La mujer se descalzó y, dejando atrás a un confundido Gabriel, se encaminó hasta quedar de nuevo frente al lienzo. A pesar de que el blanco había sido sustituido por el azul, seguía resultando igual de desolador.

—¿Eres pintora? —la voz del chico sonó a su espalda. Sentía su presencia, pero ella miraba absorta el cuadro.

—En principio.

—¿Y qué era eso que querías enseñarme?

La mujer sentía el frio treparle por los pies.

—Me parecía mal que me mostraras algo que te desgarra y salir de ahí impune. Todavía no me conoces, pero soy de esas personas que creen en el equilibrio. Tú me has contado sobre lo que has perdido, y ahora yo te muestro lo que yo.

—¿Pinturas? —una pequeña risa escapó de ella. Gabriel se colocó a su lado y miró el lienzo con ojo crítico, como si en él fuese a hallar la respuesta. Si él supiera la cantidad de horas que ella había pasado haciendo exactamente lo mismo sin resultado.

—Inspiración.

La palabra sonó amarga. Era una ironía que una artista como ella careciera de algo tan básico e intrínseco como lo era la inspiración.

Sintió los ojos del chico en ella. No le devolvió la mirada.

Tal vez la veía con la misma compasión que había sentido ella al escucharle, o simplemente pena. Tal vez se mostraba sorprendido, o tal vez no. Quién lo sabría.

—¿Y cómo se recuperan?

Esa era, sin duda, una muy buena pregunta.

—¿Me llegaste a decir tu edad? —El repentino cambio de tema lo tomó desprevenido.

—No creo. ¿Por qué?

Bryce sentía como el azul ultramar conseguía ahogarla.

—¿Eres mayor de edad?

—Sí, pero no entiendo a qué vie...

Sin llegar a dejarle acabar cualquier intento de pregunta, Bryce dio la espalda al origen de su angustia y, tomándolo de los hombros, atrapó sus labios.

Aquello sí que no lo esperó.

Bryce deslizó su mano hasta el rostro de Gabriel, llegando a enredar los dedos en los rizos oscuros. El movimiento de la boca de ella sobre la de él era algo que él no pareció asimilar hasta pasados unos segundos, puesto que en un primer momento era ella la que llevaba la voz cantante. No fue hasta que la mano izquierda de ella rozó su cuello que sintió una descarga de adrenalina y fue capaz de retomar el control de su cuerpo, devolviéndole el beso con la misma ferocidad.

Ambos parecían descargar la angustia que había estado oprimiéndoles en aquel beso.

Dos almas igual de atormentadas, dos almas que creyeron encontrar en el otro una efímera vía de escape a sus problemas.

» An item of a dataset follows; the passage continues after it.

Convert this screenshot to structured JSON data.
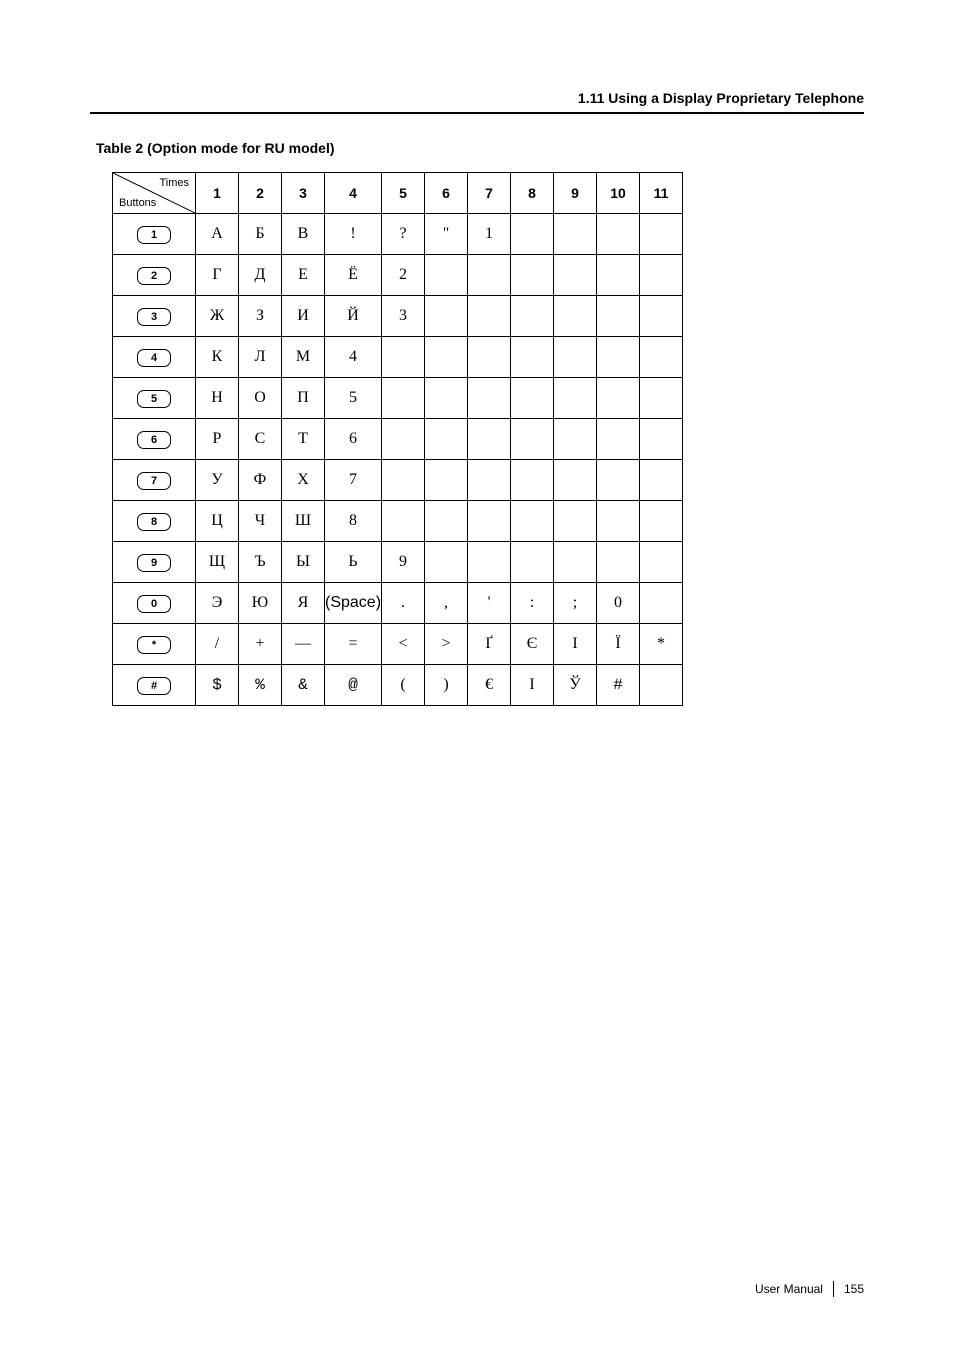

La mujer se separó, tomando una profunda bocanada de aire. Abrió los ojos y se encontró con otros oscuros y atormentados a pocos centímetros. El aliento de Gabriel chocaba errático contra su rostro. Ella era capaz de ver cómo las pestañas de él barrían el aire, cómo se humedecía los labios. Sintió el irrefrenable deseo de sentir aquellas enormes manos sobre ella.

Sonrió, todavía con el aliento entrecortado.

—Ahora es el momento de parar esto, vecino— esperando ver en sus pupilas cualquier resquicio de arrepentimiento, ella esperó tras sus palabras. Aquel era el momento de dar marcha atrás, de detener algo de lo que él podría arrepentirse al día siguiente.

Bryce podía estar acostumbrada a tener sexo sin compromiso, pero tal vez él no.

Gabriel no respondió por instantes. Luego la acercó a él.

—Preferiría que no.

Y, de esa forma, ninguno de los dos volvió a pensar en aquello que habían perdido por el resto de la noche.